Constructing a pushdown automaton that accepts L*

Question

Would appreciate if you could take a look at what I did and help me finish it.

Given a pushdown automaton that accepts a language $L$ by final state, construct a pushdown automaton that accepts $L^*$. Use a "double bottom" if need be.

My attempt:

Given $M = (Q,\Sigma,Γ,\delta,q_0,⊥,∅)$, we'll add a double bottom by altering the function: $\delta' := \delta'(q_0',\epsilon, ⊥')={(q_0, ⊥⊥)}$, so M' is basically $M' = (Q\cup{q_0',q_f},\Sigma,Γ∪{⊥'},\delta',q_0',⊥',{q_f})$. The accepting state is reached by $\forall q \in Q\colon \delta' (q,\epsilon,⊥')={(q_f,⊥')}$.

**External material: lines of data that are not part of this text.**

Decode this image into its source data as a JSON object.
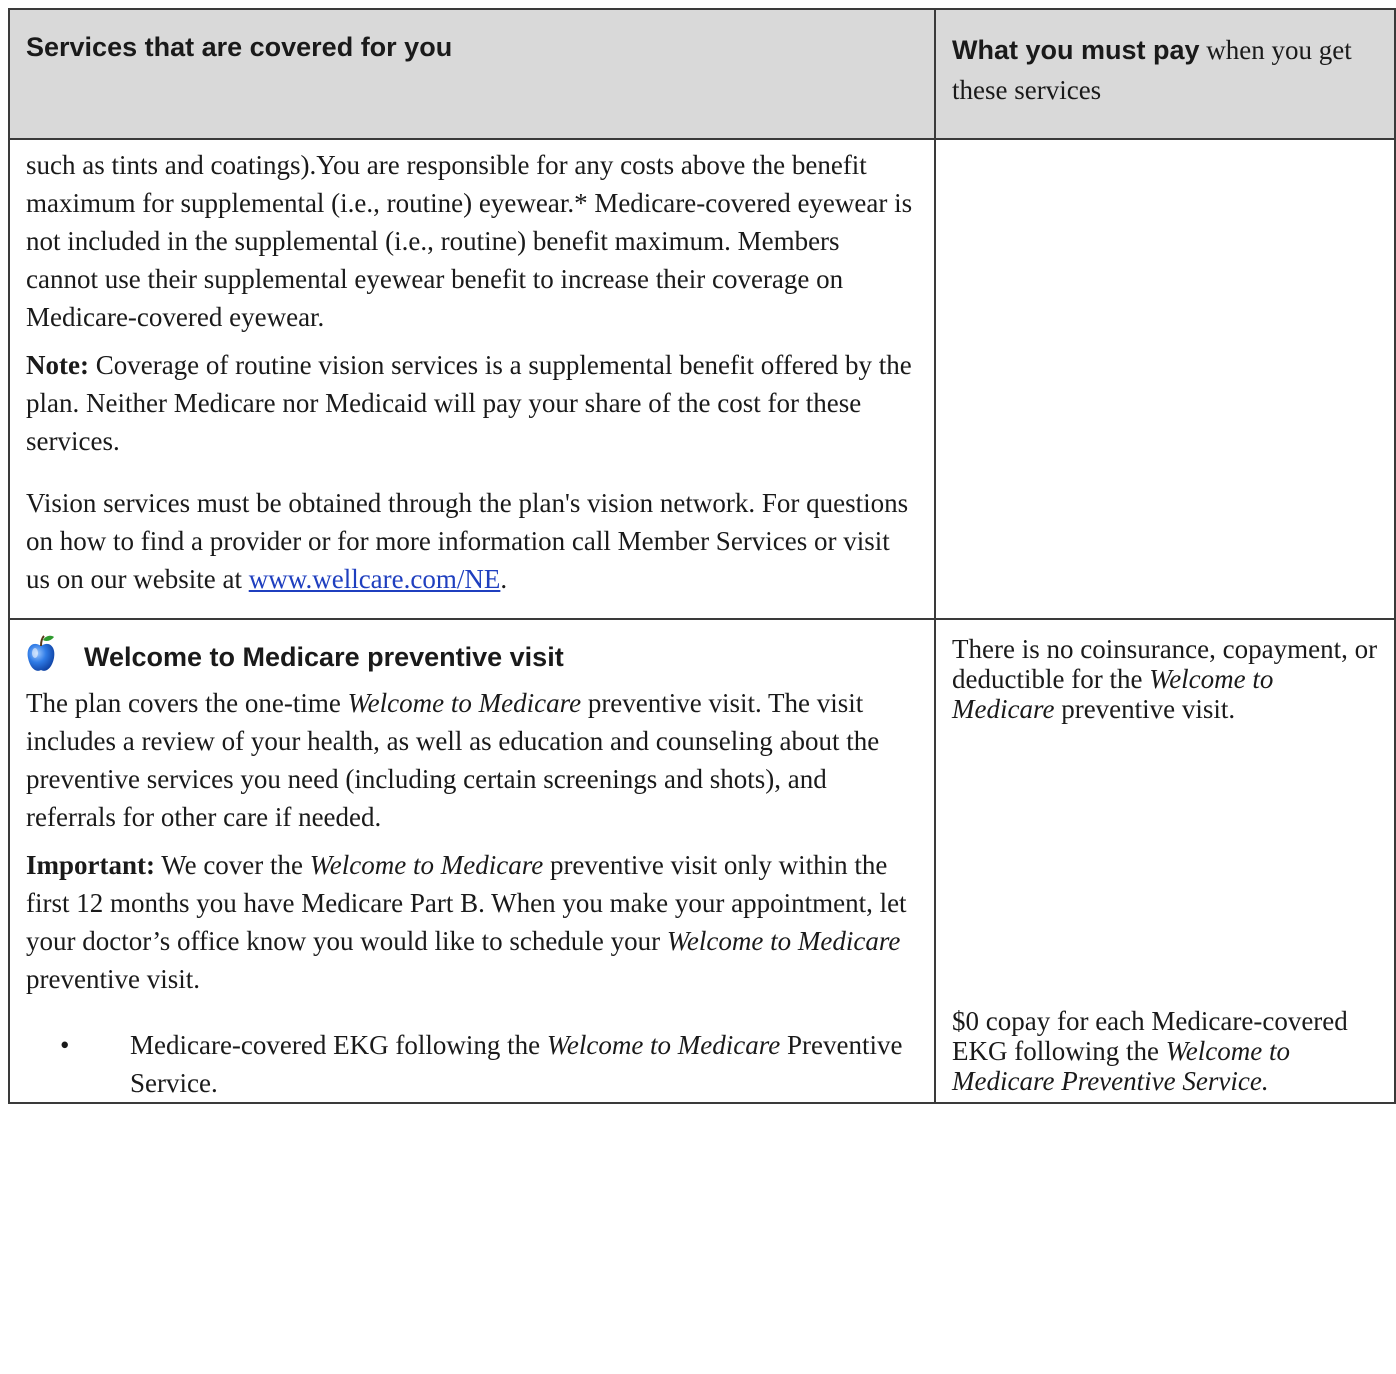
{
  "header": {
    "left_title": "Services that are covered for you",
    "right_title_bold": "What you must pay",
    "right_title_rest": " when you get these services"
  },
  "row1": {
    "para1": "such as tints and coatings).You are responsible for any costs above the benefit maximum for supplemental (i.e., routine) eyewear.* Medicare-covered eyewear is not included in the supplemental (i.e., routine) benefit maximum. Members cannot use their supplemental eyewear benefit to increase their coverage on Medicare-covered eyewear.",
    "note_label": "Note:",
    "note_text": " Coverage of routine vision services is a supplemental benefit offered by the plan. Neither Medicare nor Medicaid will pay your share of the cost for these services.",
    "para3_text": "Vision services must be obtained through the plan's vision network. For questions on how to find a provider or for more information call Member Services or visit us on our website at ",
    "link_text": "www.wellcare.com/NE",
    "para3_end": "."
  },
  "row2": {
    "icon": "apple-icon",
    "title": "Welcome to Medicare preventive visit",
    "p1_a": "The plan covers the one-time ",
    "p1_em": "Welcome to Medicare",
    "p1_b": " preventive visit. The visit includes a review of your health, as well as education and counseling about the preventive services you need (including certain screenings and shots), and referrals for other care if needed.",
    "imp_label": "Important:",
    "imp_a": " We cover the ",
    "imp_em1": "Welcome to Medicare",
    "imp_b": " preventive visit only within the first 12 months you have Medicare Part B. When you make your appointment, let your doctor’s office know you would like to schedule your ",
    "imp_em2": "Welcome to Medicare",
    "imp_c": " preventive visit.",
    "bullet_symbol": "•",
    "bullet_a": "Medicare-covered EKG following the ",
    "bullet_em": "Welcome to Medicare",
    "bullet_b": " Preventive Service.",
    "right_a": "There is no coinsurance, copayment, or deductible for the ",
    "right_em": "Welcome to Medicare",
    "right_b": " preventive visit.",
    "right2_a": "$0 copay for each Medicare-covered EKG following the ",
    "right2_em": "Welcome to Medicare Preventive Service."
  },
  "colors": {
    "header_bg": "#d9d9d9",
    "link": "#1f3fbf",
    "apple_blue": "#1e5fd1"
  }
}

How do I finish it so that it accepts $L^*$?

Answer 1

The Kleene star is, as you know, the union $\bigcup_n L^n$ of arbitrary powers $L\cdot L\cdot\ldots\cdot L$ of $L$.

If $M$ is the automaton that accepts $L$, then in order to make an automaton for $L^*$ you basically have to make it possible to restart the automaton after accepting $L$. Be careful in choosing final state or empty stack acceptance.